Nel luglio 1866 si stava già lavorando attorno alla cupola, ma con lentezza per mancanza di soldi. La domenica 23 settembre si completò la costruzione della cupola con la cerimonia della posa dell'ultimo mattone, compiuta da don Bosco e dal marchesino Emanuele Fassati.

Nel dicembre la chiesa non era ancora terminata, come invece si sperava. Don Bosco decise allora un nuovo viaggio a Firenze e a Roma (dicembre 1866 - gennaio 1867), alla ricerca di nuovi aiu­ti.

Il soggiorno fiorentino e romano gli permise anche di offri­re la propria collaborazione nei tentativi di conciliazione tra Stato italiano e Santa Sede, apprezzata da ambo le parti per l'e­quilibrio e la moderazione.

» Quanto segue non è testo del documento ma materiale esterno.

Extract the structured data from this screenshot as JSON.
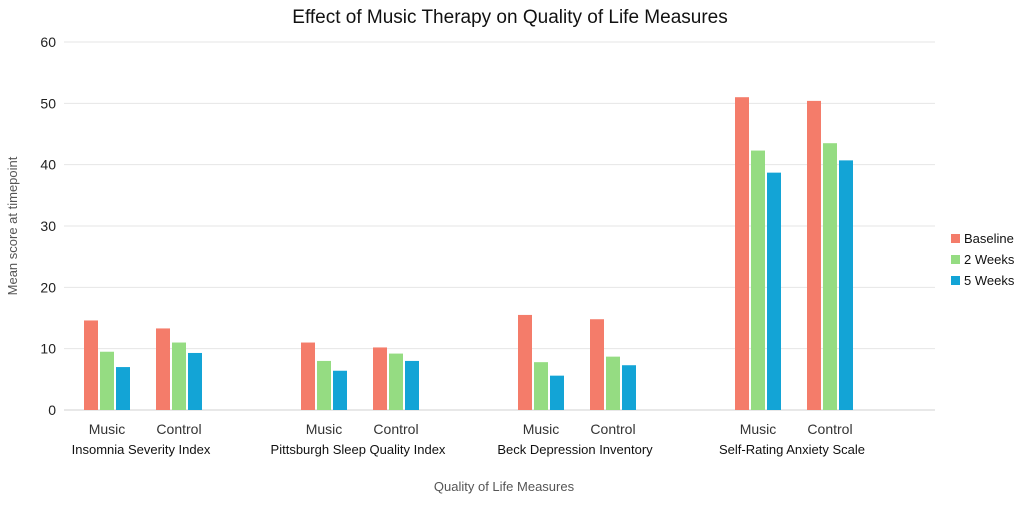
{
  "chart_data": {
    "type": "bar",
    "title": "Effect of Music Therapy on Quality of Life Measures",
    "xlabel": "Quality of Life Measures",
    "ylabel": "Mean score at timepoint",
    "ylim": [
      0,
      60
    ],
    "yticks": [
      0,
      10,
      20,
      30,
      40,
      50,
      60
    ],
    "grid": true,
    "legend_position": "right",
    "groups": [
      "Insomnia Severity Index",
      "Pittsburgh Sleep Quality Index",
      "Beck Depression Inventory",
      "Self-Rating Anxiety Scale"
    ],
    "subcategories": [
      "Music",
      "Control"
    ],
    "series": [
      {
        "name": "Baseline",
        "color": "#f47c6a",
        "values": [
          [
            14.6,
            13.3
          ],
          [
            11.0,
            10.2
          ],
          [
            15.5,
            14.8
          ],
          [
            51.0,
            50.4
          ]
        ]
      },
      {
        "name": "2 Weeks",
        "color": "#95dc82",
        "values": [
          [
            9.5,
            11.0
          ],
          [
            8.0,
            9.2
          ],
          [
            7.8,
            8.7
          ],
          [
            42.3,
            43.5
          ]
        ]
      },
      {
        "name": "5 Weeks",
        "color": "#13a4d6",
        "values": [
          [
            7.0,
            9.3
          ],
          [
            6.4,
            8.0
          ],
          [
            5.6,
            7.3
          ],
          [
            38.7,
            40.7
          ]
        ]
      }
    ]
  }
}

Nel corso di questi viaggi don Bosco, che si presentava sem­pre come sacerdote preoccupato innanzitutto della salvezza spiri­tuale delle persone incontrate, suscitava rinnovato impegno di vita cristiana e conversioni. Incominciarono in queste occasioni i fatti prodigiosi che gli meritarono una crescente fama di tau­maturgo.

Tra i proventi della lotteria e le offerte spicciole più o meno consistenti degli amici e dei benefattori antichi e nuovi si poté superare anche il 1867, ma i lavori edilizi ristagnarono poiché il forte freddo invernale aveva portato alle stelle le spese alimentari. Il 21 maggio 1867 il nuovo arcivescovo di Tori­no mons. Alessandro Riccardi di Netro benedisse sulla cupola la statua della Madonna, alta circa 4 metri, opera dello scultore Filippo Boggio.

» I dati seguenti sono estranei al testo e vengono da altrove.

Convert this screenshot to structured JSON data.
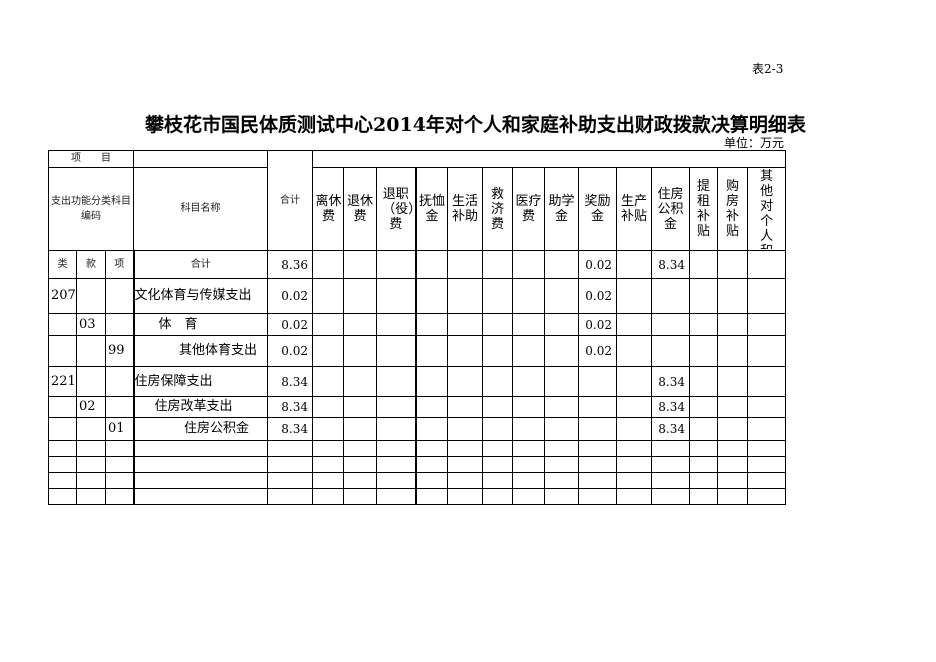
{
  "table_no": "表2-3",
  "title": "攀枝花市国民体质测试中心2014年对个人和家庭补助支出财政拨款决算明细表",
  "unit": "单位：万元",
  "header": {
    "item": "项　　目",
    "code": "支出功能分类科目编码",
    "name": "科目名称",
    "total": "合计",
    "columns": [
      "离休费",
      "退休费",
      "退职（役）费",
      "抚恤金",
      "生活补助",
      "救济费",
      "医疗费",
      "助学金",
      "奖励金",
      "生产补贴",
      "住房公积金",
      "提租补贴",
      "购房补贴",
      "其他对个人和家庭的补助支出"
    ],
    "lei": "类",
    "kuan": "款",
    "xiang": "项",
    "sum_label": "合计"
  },
  "sum_row": {
    "total": "8.36",
    "values": [
      "",
      "",
      "",
      "",
      "",
      "",
      "",
      "",
      "0.02",
      "",
      "8.34",
      "",
      "",
      ""
    ]
  },
  "rows": [
    {
      "lei": "207",
      "kuan": "",
      "xiang": "",
      "name": "文化体育与传媒支出",
      "total": "0.02",
      "values": [
        "",
        "",
        "",
        "",
        "",
        "",
        "",
        "",
        "0.02",
        "",
        "",
        "",
        "",
        ""
      ]
    },
    {
      "lei": "",
      "kuan": "03",
      "xiang": "",
      "name": "体　育",
      "total": "0.02",
      "values": [
        "",
        "",
        "",
        "",
        "",
        "",
        "",
        "",
        "0.02",
        "",
        "",
        "",
        "",
        ""
      ]
    },
    {
      "lei": "",
      "kuan": "",
      "xiang": "99",
      "name": "其他体育支出",
      "total": "0.02",
      "values": [
        "",
        "",
        "",
        "",
        "",
        "",
        "",
        "",
        "0.02",
        "",
        "",
        "",
        "",
        ""
      ]
    },
    {
      "lei": "221",
      "kuan": "",
      "xiang": "",
      "name": "住房保障支出",
      "total": "8.34",
      "values": [
        "",
        "",
        "",
        "",
        "",
        "",
        "",
        "",
        "",
        "",
        "8.34",
        "",
        "",
        ""
      ]
    },
    {
      "lei": "",
      "kuan": "02",
      "xiang": "",
      "name": "住房改革支出",
      "total": "8.34",
      "values": [
        "",
        "",
        "",
        "",
        "",
        "",
        "",
        "",
        "",
        "",
        "8.34",
        "",
        "",
        ""
      ]
    },
    {
      "lei": "",
      "kuan": "",
      "xiang": "01",
      "name": "住房公积金",
      "total": "8.34",
      "values": [
        "",
        "",
        "",
        "",
        "",
        "",
        "",
        "",
        "",
        "",
        "8.34",
        "",
        "",
        ""
      ]
    }
  ]
}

Nella primavera 1868 riprese il flusso delle grandi e picco­le offerte, cosicché si poterono accelerare i lavori interni. Già nel mese di maggio di quell'anno, mentre si portavano a termine le ultime rifiniture, iniziarono pellegrinaggi spontanei alla nuova chiesa da parrocchie rurali del Monferrato e delle Langhe.



Consacrazione del santuario


Il 21 maggio 1868 mons. Balma benedisse le cinque campane e, finalmente, il 9 giugno, nel corso di una solenne funzione, l'arcivescovo mons. Riccardi consacrò la nuova chiesa e gli alta­ri. La consacrazione, iniziata alle ore 5,30 del mattino, termi­nava alle 10,30, dopo di che l'arcivescovo celebrava la prima Messa nella nuova chiesa. Ai vespri pomeridiani si eseguì l'anti­fona mariana Sancta Maria, succurre miseris, composta dal Caglie­ro, che riuscì di effetto singolare: era eseguita da tre cori im­ponenti diversamente distribuiti, come scrive don Bosco in un o­puscolo commemorativo dal titolo Rimembranza di una solennità in onore di Maria Ausiliatrice:
“Uno in presbiterio di circa 150 tenori e bassi e rappre­senta la Chiesa militante; l'altro sulla cupola di circa 200 soprani e contralti figura gli angeli ossia la Chiesa trion­fante; il terzo coro di altri circa 100 tenori e bassi sull'orchestra e simboleggia la Chiesa purgante”.
(G. Bosco, Rimembranza di una solennità in onore di Maria Ausiliatrice, Torino, Tip. dell’Oratorio di S. Francesco di Sales 1868, p. 27).
I tre cori erano contemporaneamente diretti dal Cagliero per mezzo di un congegno elettrico.

Feste e funzioni religiose si protrassero per otto giorni presiedute da diversi prelati, con la partecipazione di migliaia di pellegrini. Nel corso dell'ottavario la grande fede della gen­te ottenne, per intercessione di Maria, una serie di grazie e di guarigioni anche notevoli che contribuirono a diffondere la fama del santuario e di don Bosco.